Angola: Les PME avec une augmentation de 0,4% du chiffre d'affaires

Luanda — L'enquête de la Banque nationale d'Angola sur l'impact du Covid-19 sur les petites et moyennes entreprises (PME) indique une légère amélioration de la situation économique, compte tenu du chiffre d'affaires moyen et de leur permanence sur le marché.

Avec 375 soumissions valables, l'enquête se référant à février dernier, indique que le niveau moyen de facturation des entreprises a enregistré une croissance de 0,4%, sans toutefois faire progresser les chiffres de janvier.

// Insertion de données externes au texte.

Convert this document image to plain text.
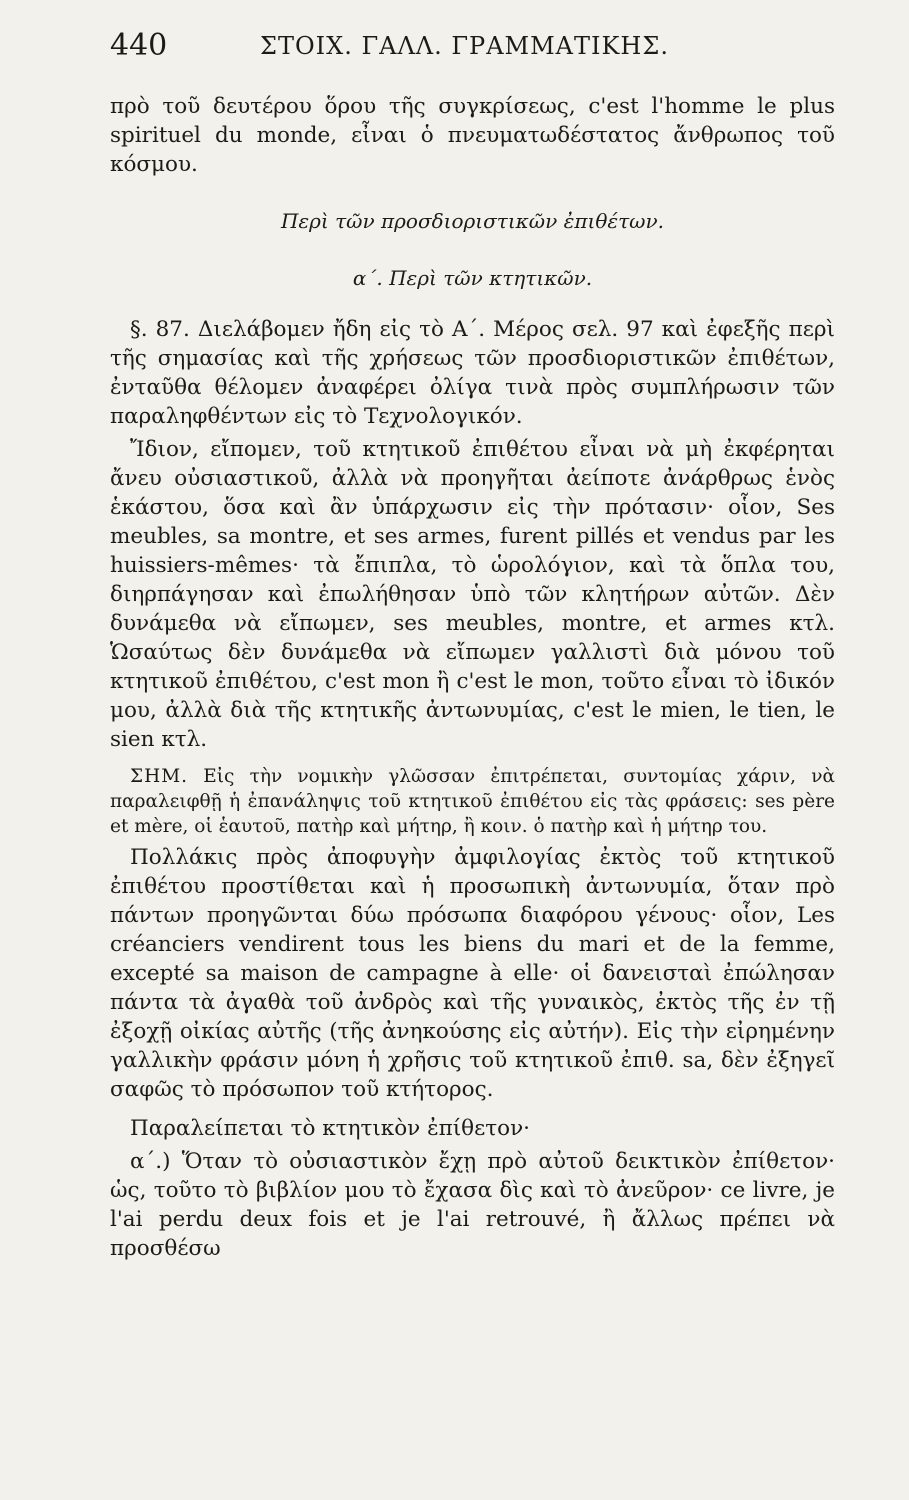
440	ΣΤΟΙΧ. ΓΑΛΛ. ΓΡΑΜΜΑΤΙΚΗΣ.

πρὸ τοῦ δευτέρου ὅρου τῆς συγκρίσεως, c'est l'homme le plus spirituel du monde, εἶναι ὁ πνευματωδέστατος ἄνθρωπος τοῦ κόσμου.

Περὶ τῶν προσδιοριστικῶν ἐπιθέτων.

α΄. Περὶ τῶν κτητικῶν.

§. 87. Διελάβομεν ἤδη εἰς τὸ Α΄. Μέρος σελ. 97 καὶ ἐφεξῆς περὶ τῆς σημασίας καὶ τῆς χρήσεως τῶν προσδιοριστικῶν ἐπιθέτων, ἐνταῦθα θέλομεν ἀναφέρει ὀλίγα τινὰ πρὸς συμπλήρωσιν τῶν παραληφθέντων εἰς τὸ Τεχνολογικόν.

Ἴδιον, εἴπομεν, τοῦ κτητικοῦ ἐπιθέτου εἶναι νὰ μὴ ἐκφέρηται ἄνευ οὐσιαστικοῦ, ἀλλὰ νὰ προηγῆται ἀείποτε ἀνάρθρως ἑνὸς ἑκάστου, ὅσα καὶ ἂν ὑπάρχωσιν εἰς τὴν πρότασιν· οἷον, Ses meubles, sa montre, et ses armes, furent pillés et vendus par les huissiers-mêmes· τὰ ἔπιπλα, τὸ ὡρολόγιον, καὶ τὰ ὅπλα του, διηρπάγησαν καὶ ἐπωλήθησαν ὑπὸ τῶν κλητήρων αὐτῶν. Δὲν δυνάμεθα νὰ εἴπωμεν, ses meubles, montre, et armes κτλ. Ὡσαύτως δὲν δυνάμεθα νὰ εἴπωμεν γαλλιστὶ διὰ μόνου τοῦ κτητικοῦ ἐπιθέτου, c'est mon ἢ c'est le mon, τοῦτο εἶναι τὸ ἰδικόν μου, ἀλλὰ διὰ τῆς κτητικῆς ἀντωνυμίας, c'est le mien, le tien, le sien κτλ.

ΣΗΜ. Εἰς τὴν νομικὴν γλῶσσαν ἐπιτρέπεται, συντομίας χάριν, νὰ παραλειφθῇ ἡ ἐπανάληψις τοῦ κτητικοῦ ἐπιθέτου εἰς τὰς φράσεις: ses père et mère, οἱ ἑαυτοῦ, πατὴρ καὶ μήτηρ, ἢ κοιν. ὁ πατὴρ καὶ ἡ μήτηρ του.

Πολλάκις πρὸς ἀποφυγὴν ἀμφιλογίας ἐκτὸς τοῦ κτητικοῦ ἐπιθέτου προστίθεται καὶ ἡ προσωπικὴ ἀντωνυμία, ὅταν πρὸ πάντων προηγῶνται δύω πρόσωπα διαφόρου γένους· οἷον, Les créanciers vendirent tous les biens du mari et de la femme, excepté sa maison de campagne à elle· οἱ δανεισταὶ ἐπώλησαν πάντα τὰ ἀγαθὰ τοῦ ἀνδρὸς καὶ τῆς γυναικὸς, ἐκτὸς τῆς ἐν τῇ ἐξοχῇ οἰκίας αὐτῆς (τῆς ἀνηκούσης εἰς αὐτήν). Εἰς τὴν εἰρημένην γαλλικὴν φράσιν μόνη ἡ χρῆσις τοῦ κτητικοῦ ἐπιθ. sa, δὲν ἐξηγεῖ σαφῶς τὸ πρόσωπον τοῦ κτήτορος.

Παραλείπεται τὸ κτητικὸν ἐπίθετον·

α΄.) Ὅταν τὸ οὐσιαστικὸν ἔχῃ πρὸ αὐτοῦ δεικτικὸν ἐπίθετον· ὡς, τοῦτο τὸ βιβλίον μου τὸ ἔχασα δὶς καὶ τὸ ἀνεῦρον· ce livre, je l'ai perdu deux fois et je l'ai retrouvé, ἢ ἄλλως πρέπει νὰ προσθέσω
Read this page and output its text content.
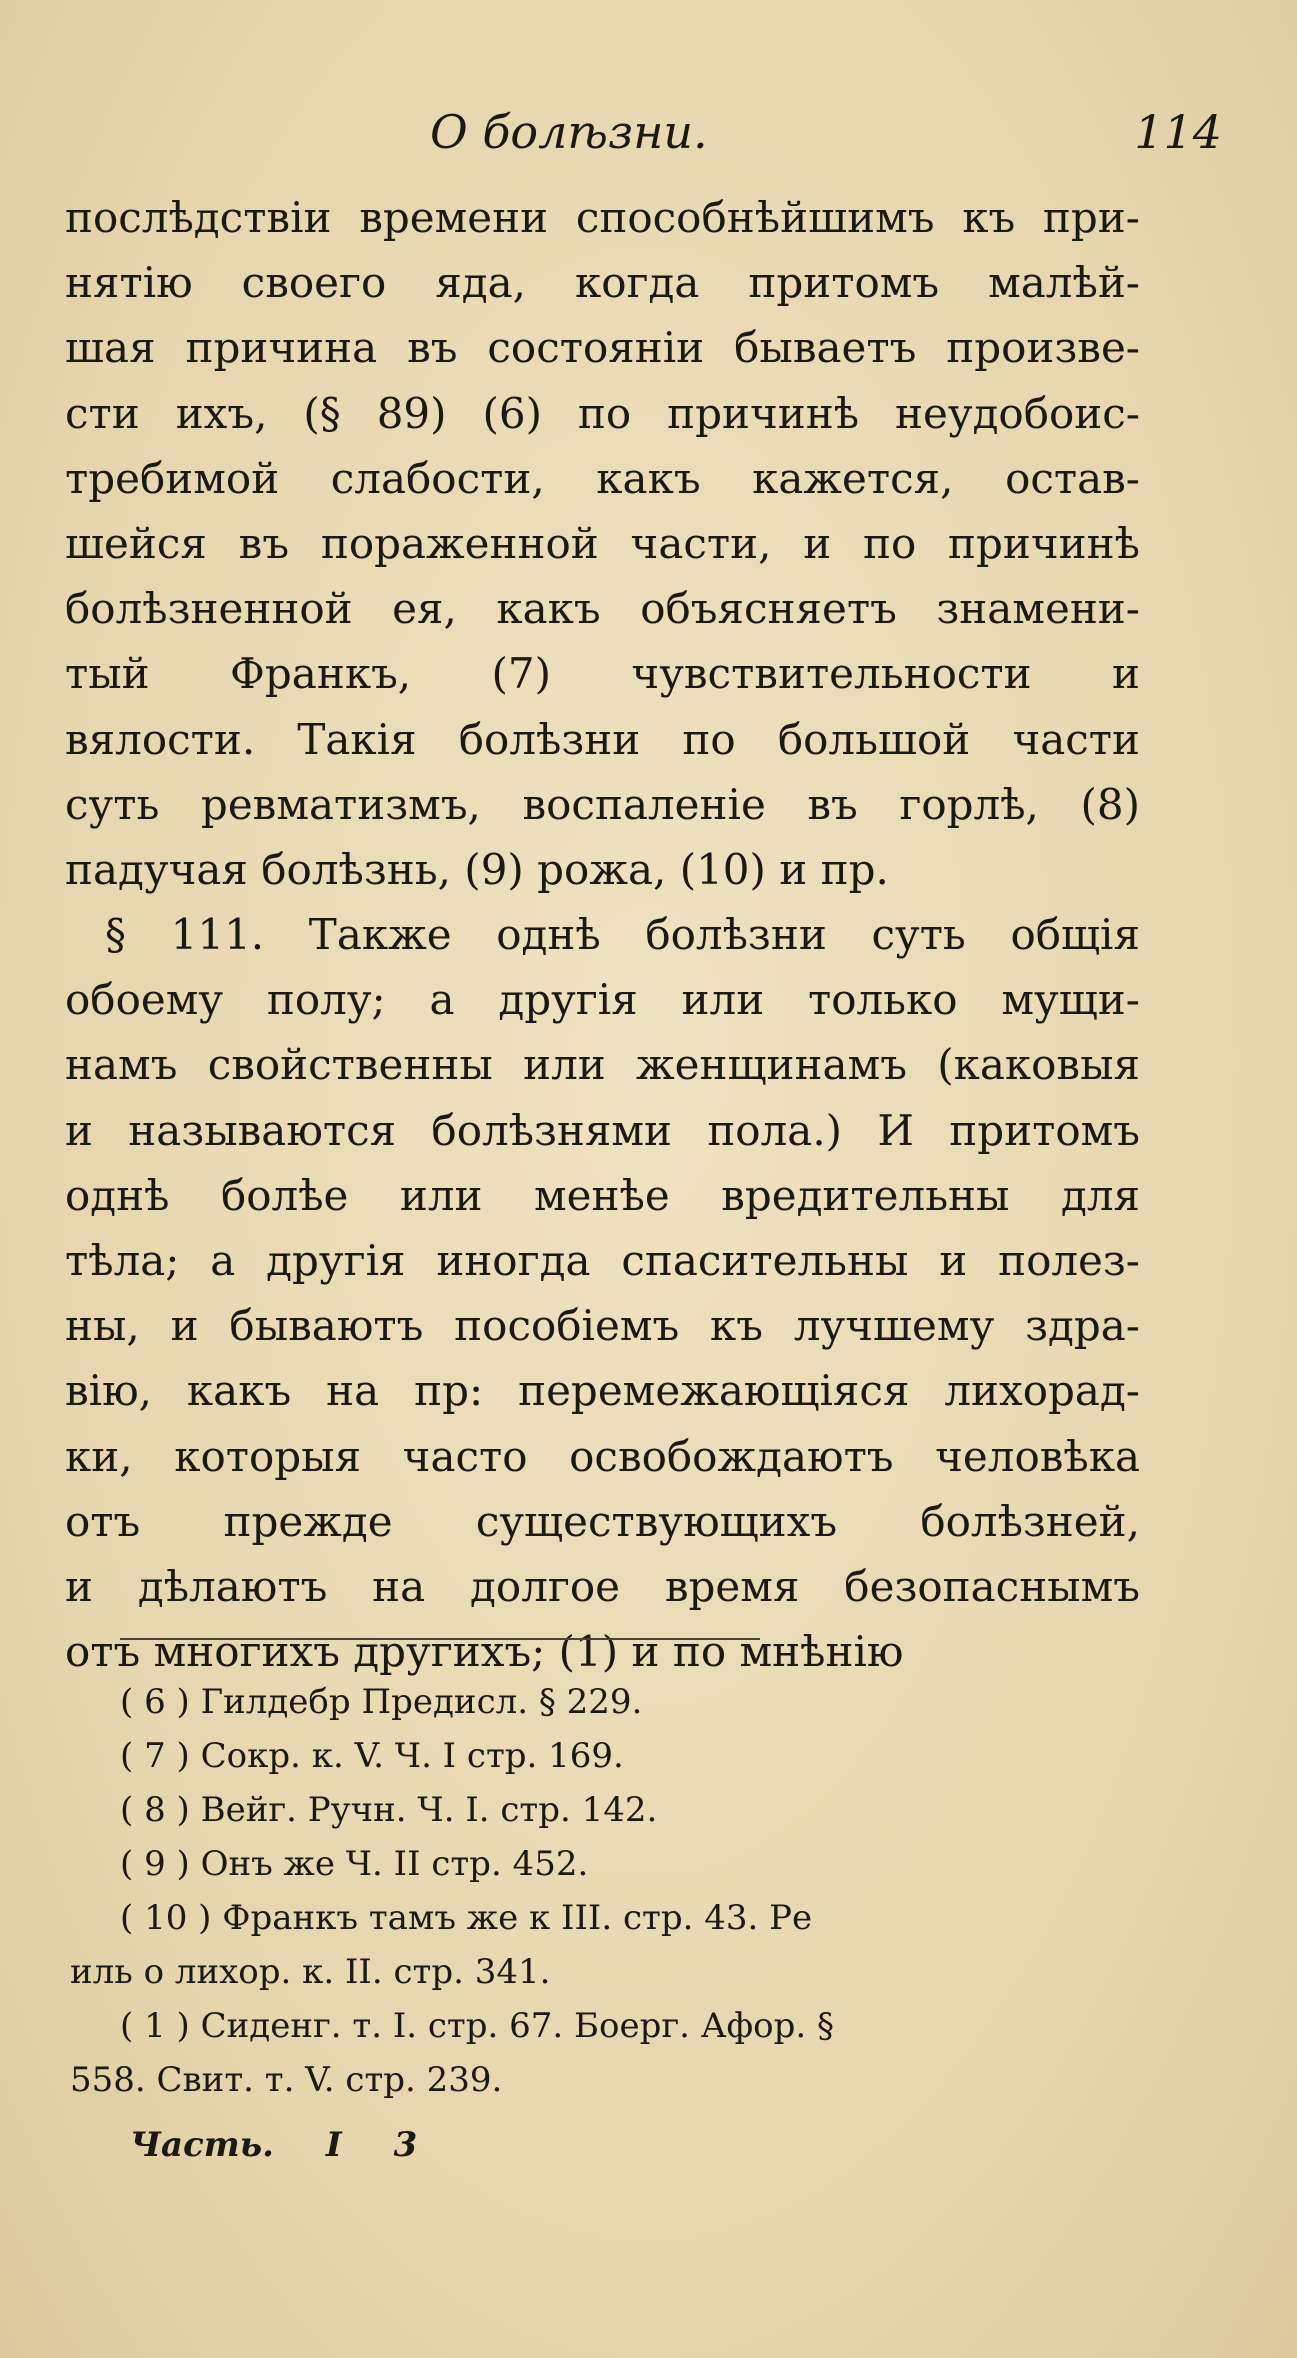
О болѣзни.	114
послѣдствіи времени способнѣйшимъ къ при-
нятію своего яда, когда притомъ малѣй-
шая причина въ состояніи бываетъ произве-
сти ихъ, (§ 89) (6) по причинѣ неудобоис-
требимой слабости, какъ кажется, остав-
шейся въ пораженной части, и по причинѣ
болѣзненной ея, какъ объясняетъ знамени-
тый Франкъ, (7) чувствительности и
вялости. Такія болѣзни по большой части
суть ревматизмъ, воспаленіе въ горлѣ, (8)
падучая болѣзнь, (9) рожа, (10) и пр.
§ 111. Также однѣ болѣзни суть общія
обоему полу; а другія или только мущи-
намъ свойственны или женщинамъ (каковыя
и называются болѣзнями пола.) И притомъ
однѣ болѣе или менѣе вредительны для
тѣла; а другія иногда спасительны и полез-
ны, и бываютъ пособіемъ къ лучшему здра-
вію, какъ на пр: перемежающіяся лихорад-
ки, которыя часто освобождаютъ человѣка
отъ прежде существующихъ болѣзней,
и дѣлаютъ на долгое время безопаснымъ
отъ многихъ другихъ; (1) и по мнѣнію
( 6 ) Гилдебр Предисл. § 229.
( 7 ) Сокр. к. V. Ч. I стр. 169.
( 8 ) Вейг. Ручн. Ч. I. стр. 142.
( 9 ) Онъ же Ч. II стр. 452.
( 10 ) Франкъ тамъ же к III. стр. 43. Ре
иль о лихор. к. II. стр. 341.
( 1 ) Сиденг. т. I. стр. 67. Боерг. Афор. §
558. Свит. т. V. стр. 239.
Часть. I 3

Une telle augmentation, selon le document de la BNA parvenu à l'ANGOP, est associée à l'assouplissement des mesures de restriction et, par conséquent, à l'augmentation de la demande, à une plus grande circulation des personnes et des marchandises.

Les secteurs des activités d'information et de communication (11,7%), de l'électricité, du gaz, de la vapeur, de l'eau chaude et froide (10,6%) et du transport et stockage sont ceux qui ont connu une augmentation de leur chiffre d'affaires.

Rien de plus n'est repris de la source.